A Law Unto Herself: A Novel
Rebecca Harding Davis
Paperback
(Forgotten Books, June 23, 2012)
ON a raw, cloudy afternoon in early spring a few years ago a family-carriage was driven slowly down a lonely road in one of the outlying suburbs of Philadelphia, stopping at last in front of an apparently vacant house. This house was built of gray stone, and stood back from the road, surrounded by a few sombre pines and much rank shrubbery: shrubbery and trees, and the house itself, had long been abandoned to decay. Heah am de place, sah, said the footman, opening the carriage-door. An old gentleman in shabby clothes, embellished dramatically by a red neck tie, an empty sleeve pinned to his breast, sprang out briskly; a lady followed, and stood beside him: then a younger man, his head muffled in a close fur cap, a yellow shawl wrapped about his neck, looked feebly out of the window. His face, which a pair of pale, unkindled eyes had never lighted since he was born, had been incomplete of meaning in his best days, and long illness had only emphasized its weakness. He half rose, sat down again, stared uncertainly at the house, yawned nervously, quite indifferent to the fact that the lady stood waiting his pleasure. His money and his bodily sufferings - for he was weighted heavily with both - were quite enough, in his view, to give him the right to engross the common air and the service of other men and women.

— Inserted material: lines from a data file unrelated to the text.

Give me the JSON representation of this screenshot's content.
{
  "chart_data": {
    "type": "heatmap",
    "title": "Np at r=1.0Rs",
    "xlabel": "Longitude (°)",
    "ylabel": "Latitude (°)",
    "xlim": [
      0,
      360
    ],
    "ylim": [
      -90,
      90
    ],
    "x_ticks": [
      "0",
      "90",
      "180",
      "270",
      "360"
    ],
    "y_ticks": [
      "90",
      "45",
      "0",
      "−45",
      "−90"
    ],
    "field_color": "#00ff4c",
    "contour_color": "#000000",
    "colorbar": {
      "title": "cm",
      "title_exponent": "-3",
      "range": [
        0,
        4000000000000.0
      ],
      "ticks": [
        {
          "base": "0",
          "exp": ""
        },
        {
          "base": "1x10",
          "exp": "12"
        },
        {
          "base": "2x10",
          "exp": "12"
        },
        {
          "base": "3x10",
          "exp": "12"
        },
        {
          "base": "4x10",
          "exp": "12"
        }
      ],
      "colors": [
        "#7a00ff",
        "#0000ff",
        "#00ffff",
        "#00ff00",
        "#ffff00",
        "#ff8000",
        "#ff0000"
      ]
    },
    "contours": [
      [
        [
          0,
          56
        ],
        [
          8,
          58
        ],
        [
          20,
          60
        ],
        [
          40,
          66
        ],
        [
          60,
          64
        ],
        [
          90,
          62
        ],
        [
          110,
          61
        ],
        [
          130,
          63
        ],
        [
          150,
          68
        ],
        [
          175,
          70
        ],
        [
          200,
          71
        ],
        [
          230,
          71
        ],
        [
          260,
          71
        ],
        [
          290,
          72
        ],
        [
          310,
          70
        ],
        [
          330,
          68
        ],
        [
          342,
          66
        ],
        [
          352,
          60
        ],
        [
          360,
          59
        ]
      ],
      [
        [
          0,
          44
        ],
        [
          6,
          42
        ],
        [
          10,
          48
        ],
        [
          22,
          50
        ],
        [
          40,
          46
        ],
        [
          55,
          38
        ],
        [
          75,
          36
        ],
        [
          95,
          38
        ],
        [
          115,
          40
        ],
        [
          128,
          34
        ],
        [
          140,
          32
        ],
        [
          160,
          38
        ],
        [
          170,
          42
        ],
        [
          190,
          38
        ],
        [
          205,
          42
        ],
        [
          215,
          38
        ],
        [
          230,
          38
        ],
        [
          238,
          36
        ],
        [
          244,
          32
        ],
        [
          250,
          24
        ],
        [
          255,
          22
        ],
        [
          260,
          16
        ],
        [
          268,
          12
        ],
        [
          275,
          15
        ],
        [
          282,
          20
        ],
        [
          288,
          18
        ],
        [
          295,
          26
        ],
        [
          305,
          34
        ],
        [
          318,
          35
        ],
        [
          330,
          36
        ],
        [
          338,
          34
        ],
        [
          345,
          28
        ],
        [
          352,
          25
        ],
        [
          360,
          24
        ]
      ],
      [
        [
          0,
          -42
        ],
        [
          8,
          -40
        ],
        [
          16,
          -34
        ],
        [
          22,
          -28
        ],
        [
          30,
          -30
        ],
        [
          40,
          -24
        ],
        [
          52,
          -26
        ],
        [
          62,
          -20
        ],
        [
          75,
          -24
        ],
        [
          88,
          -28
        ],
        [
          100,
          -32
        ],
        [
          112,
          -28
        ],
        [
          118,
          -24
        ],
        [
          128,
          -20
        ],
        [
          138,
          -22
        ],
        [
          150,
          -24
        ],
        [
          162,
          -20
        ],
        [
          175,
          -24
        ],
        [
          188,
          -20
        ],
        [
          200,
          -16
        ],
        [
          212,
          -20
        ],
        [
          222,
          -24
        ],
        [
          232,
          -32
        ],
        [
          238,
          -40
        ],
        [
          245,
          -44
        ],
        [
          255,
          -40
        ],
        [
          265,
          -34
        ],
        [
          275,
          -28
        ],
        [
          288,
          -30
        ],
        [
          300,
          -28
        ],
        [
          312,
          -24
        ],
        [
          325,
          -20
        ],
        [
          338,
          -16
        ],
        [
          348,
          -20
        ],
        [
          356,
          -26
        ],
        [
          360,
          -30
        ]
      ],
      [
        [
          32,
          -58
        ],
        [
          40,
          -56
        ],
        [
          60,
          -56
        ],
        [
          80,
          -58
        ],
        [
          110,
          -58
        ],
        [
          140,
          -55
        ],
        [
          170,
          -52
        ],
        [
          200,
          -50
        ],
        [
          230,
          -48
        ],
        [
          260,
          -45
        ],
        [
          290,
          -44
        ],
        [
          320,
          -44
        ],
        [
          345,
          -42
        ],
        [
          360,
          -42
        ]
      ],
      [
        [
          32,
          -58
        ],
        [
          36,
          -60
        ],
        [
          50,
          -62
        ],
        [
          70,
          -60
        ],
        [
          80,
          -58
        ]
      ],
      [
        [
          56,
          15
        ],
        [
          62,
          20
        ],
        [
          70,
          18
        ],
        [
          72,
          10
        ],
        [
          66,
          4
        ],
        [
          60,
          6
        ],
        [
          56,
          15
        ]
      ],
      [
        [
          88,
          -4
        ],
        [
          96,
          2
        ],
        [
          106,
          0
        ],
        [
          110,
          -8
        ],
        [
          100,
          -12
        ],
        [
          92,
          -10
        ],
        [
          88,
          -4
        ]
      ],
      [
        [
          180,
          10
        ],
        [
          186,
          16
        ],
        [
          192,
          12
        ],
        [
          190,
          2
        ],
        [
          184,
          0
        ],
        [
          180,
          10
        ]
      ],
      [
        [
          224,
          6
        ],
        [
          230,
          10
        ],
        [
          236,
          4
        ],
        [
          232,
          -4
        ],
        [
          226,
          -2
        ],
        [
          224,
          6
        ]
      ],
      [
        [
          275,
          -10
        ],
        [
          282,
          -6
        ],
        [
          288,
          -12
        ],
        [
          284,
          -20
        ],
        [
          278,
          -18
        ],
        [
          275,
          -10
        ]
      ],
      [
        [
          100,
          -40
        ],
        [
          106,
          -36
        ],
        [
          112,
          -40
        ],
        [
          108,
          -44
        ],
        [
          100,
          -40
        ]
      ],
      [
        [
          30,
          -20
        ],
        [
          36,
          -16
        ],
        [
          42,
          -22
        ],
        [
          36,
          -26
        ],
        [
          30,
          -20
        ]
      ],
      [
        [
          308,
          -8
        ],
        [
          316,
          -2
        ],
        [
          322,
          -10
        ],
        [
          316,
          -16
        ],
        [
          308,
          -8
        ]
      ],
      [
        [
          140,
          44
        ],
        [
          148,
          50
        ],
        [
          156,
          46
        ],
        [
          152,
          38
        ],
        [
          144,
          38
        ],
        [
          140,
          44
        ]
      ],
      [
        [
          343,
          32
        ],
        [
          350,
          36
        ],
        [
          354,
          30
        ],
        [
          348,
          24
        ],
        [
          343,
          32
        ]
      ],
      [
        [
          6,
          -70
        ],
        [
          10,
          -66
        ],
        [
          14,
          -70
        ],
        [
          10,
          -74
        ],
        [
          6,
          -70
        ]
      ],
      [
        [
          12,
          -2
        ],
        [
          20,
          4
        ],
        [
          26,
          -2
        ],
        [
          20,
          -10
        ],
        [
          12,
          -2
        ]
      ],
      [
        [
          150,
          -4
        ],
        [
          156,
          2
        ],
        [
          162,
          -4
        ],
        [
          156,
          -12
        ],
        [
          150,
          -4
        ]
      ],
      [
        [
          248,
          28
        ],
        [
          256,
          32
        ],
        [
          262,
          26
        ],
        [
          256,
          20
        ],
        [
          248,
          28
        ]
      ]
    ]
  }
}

Indeed, a certain indomitable conceit thrust itself into view in his snub nose and retreating chin, which made it highly probable that if he had been a stout day-laborer in the road yonder, he would have been just as complacent as now, and have patronized his fellows in the ditch. Will you take my arm, William? said the old man waiting in the road. This is the house. No. I have half a mind to drop the whole matter. Why should I drag out the secrets of the grave? God knows, I shall find them out soon enough! Just so. Precisely. It's a miserable business for this April day.